Refugiados, árbitro e jogador da Síria recomeçam vida na Alemanha
Dupla volta ao futebol na Europa após deixar país de origem, que vive guerra civil
FOLHA
Hamdi Al-Kadri e Mohammed Jaddou saem de casa sem medo da morte na próxima esquina. Isso é muito mais do que tinham quando viviam na Síria, país da Ásia Ocidental devastado pela guerra civil, que causou 400 mil mortes. São cinco milhões de refugiados. Entre eles, a dupla que tenta reconstruir a vida no futebol em caminhos opostos na Alemanha.
“Se você vem da Síria, com certeza conhece alguém que morreu na guerra ou tentando fugir dela”, afirma Jaddou à Folha, por e-mail.
Aos 19 anos, ele é a maior revelação do futebol sírio. Em 2014, foi um dos principais responsáveis por classificar a seleção para a Copa do Mundo sub-17, disputada no Uruguai em 2015. Quando o torneio chegou, o meia já havia desafiado a travessia do Mar Mediterrâneo para deixar a terra natal.

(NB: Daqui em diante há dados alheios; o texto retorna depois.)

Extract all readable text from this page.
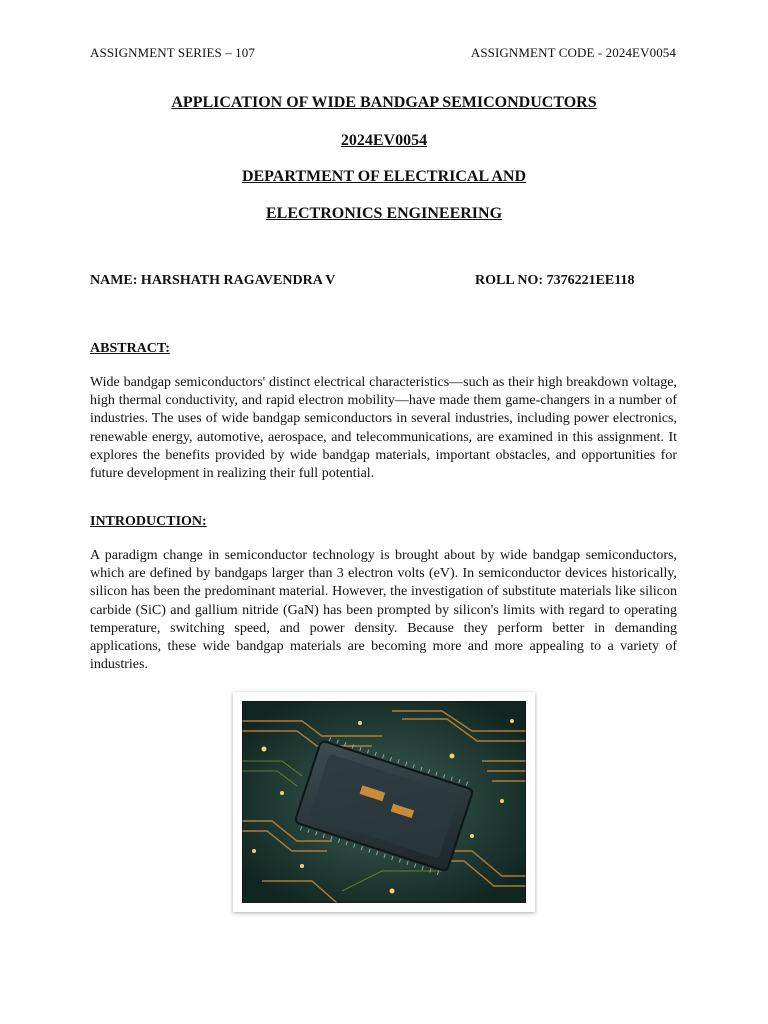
ASSIGNMENT SERIES – 107	ASSIGNMENT CODE - 2024EV0054
APPLICATION OF WIDE BANDGAP SEMICONDUCTORS
2024EV0054
DEPARTMENT OF ELECTRICAL AND
ELECTRONICS ENGINEERING
NAME: HARSHATH RAGAVENDRA V	ROLL NO: 7376221EE118
ABSTRACT:

Wide bandgap semiconductors' distinct electrical characteristics—such as their high breakdown voltage, high thermal conductivity, and rapid electron mobility—have made them game-changers in a number of industries. The uses of wide bandgap semiconductors in several industries, including power electronics, renewable energy, automotive, aerospace, and telecommunications, are examined in this assignment. It explores the benefits provided by wide bandgap materials, important obstacles, and opportunities for future development in realizing their full potential.

INTRODUCTION:

A paradigm change in semiconductor technology is brought about by wide bandgap semiconductors, which are defined by bandgaps larger than 3 electron volts (eV). In semiconductor devices historically, silicon has been the predominant material. However, the investigation of substitute materials like silicon carbide (SiC) and gallium nitride (GaN) has been prompted by silicon's limits with regard to operating temperature, switching speed, and power density. Because they perform better in demanding applications, these wide bandgap materials are becoming more and more appealing to a variety of industries.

“O futebol não parou na Síria com a guerra, mas a não ser que você more em Damasco, é arriscado demais. E o esporte passou a ser a última das minhas preocupações”, diz Al-Kadri, por meio de sua filha Leen. Ele não fala inglês.
Al-Kadri, 51, era o principal árbitro do futebol local. Esteve na Copa da Alemanha, em 2006. Foi um dos assistentes deixados pela Fifa na reserva, à espera de alguma lesão dos titulares, o que não aconteceu. Ele decidiu se refugiar na Europa bem antes de Jaddou, em 2012.

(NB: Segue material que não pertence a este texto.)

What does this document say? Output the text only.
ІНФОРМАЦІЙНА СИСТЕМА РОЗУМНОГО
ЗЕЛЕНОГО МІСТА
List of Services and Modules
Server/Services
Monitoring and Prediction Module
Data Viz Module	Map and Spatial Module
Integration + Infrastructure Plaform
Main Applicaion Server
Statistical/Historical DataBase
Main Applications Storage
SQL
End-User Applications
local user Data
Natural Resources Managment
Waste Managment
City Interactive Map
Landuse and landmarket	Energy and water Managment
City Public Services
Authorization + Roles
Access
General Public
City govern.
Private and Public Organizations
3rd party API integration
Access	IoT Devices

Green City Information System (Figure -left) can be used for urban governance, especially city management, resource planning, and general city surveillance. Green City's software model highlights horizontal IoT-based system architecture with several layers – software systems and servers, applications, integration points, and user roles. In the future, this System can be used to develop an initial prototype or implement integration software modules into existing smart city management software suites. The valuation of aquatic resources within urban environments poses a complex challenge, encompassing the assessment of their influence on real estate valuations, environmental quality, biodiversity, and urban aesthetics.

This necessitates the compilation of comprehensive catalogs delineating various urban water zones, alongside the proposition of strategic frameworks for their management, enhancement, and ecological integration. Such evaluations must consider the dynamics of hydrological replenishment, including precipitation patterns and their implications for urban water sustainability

“Não havia mais condições de continuar”, conclui.
Al-Kadri, 51, chegou a desistir da arbitragem. Em outubro do ano passado, foi convidado a apitar partidas da Postbauer-Heng, a nona divisão do futebol alemão. Não recebe nada por isso, mas se diz grato porque o ajuda na integração ao seu novo país. Quando entra em campo, é aplaudido.
“Antes de chegarmos à Europa, moramos na Jordânia. O objetivo sempre foi ir para a Alemanha. Quando estive aqui na Copa do Mundo, vi o quanto é um lugar especial. Tudo funciona. Não se parece com nada o que vivi antes”, afirma o árbitro.
A jornada para escapar da guerra também foi algo que Jaddou jamais havia visto. O jogador não dormiu por três noites. Ele e os outros homens do barco superlotado se revezavam na missão de tirar a água que não parava de entrar. No segundo dia, o motor estourou. A embarcação ficou à deriva por mais de 24 horas, até ser vista por um navio cargueiro, que alertou a guarda costeira italiana. SÍRIA NA COPA Hoje, Jaddou está na base do Arminia Bielefeld, da segunda divisão alemã.
“O que eu sempre quis foi jogar bola. Isso estava se tornando impossível na Síria. O governo nos obrigava a passar por um período de treinos em Damasco. Quem não fosse, seria punido. No caminho, o ônibus passava por tiroteios. Se as forças rebeldes nos encontrassem, estaríamos mortos. Aquilo não era vida”, relata.
Para fugir, a família vendeu a casa em Latakia, cidade do litoral. O governo italiano o deixou na Sicília. Ele e o tio Zakaria rumaram para o norte. Um voluntário lhe deu uma bola de presente. Era com ela que treinava todos os dias.
“Pagamos tudo o que restava do nosso dinheiro para um intermediário nos levar para a Alemanha”, afirma.
A Síria ainda tem chance de disputar a Copa do Mundo na Rússia, em 2018. Em março, faz partida decisiva contra Uzbequistão.
Jaddou nem sonha em voltar a vestir a camisa da seleção. Sabe que, para o regime que comanda o pais, se tornou um nome maldito.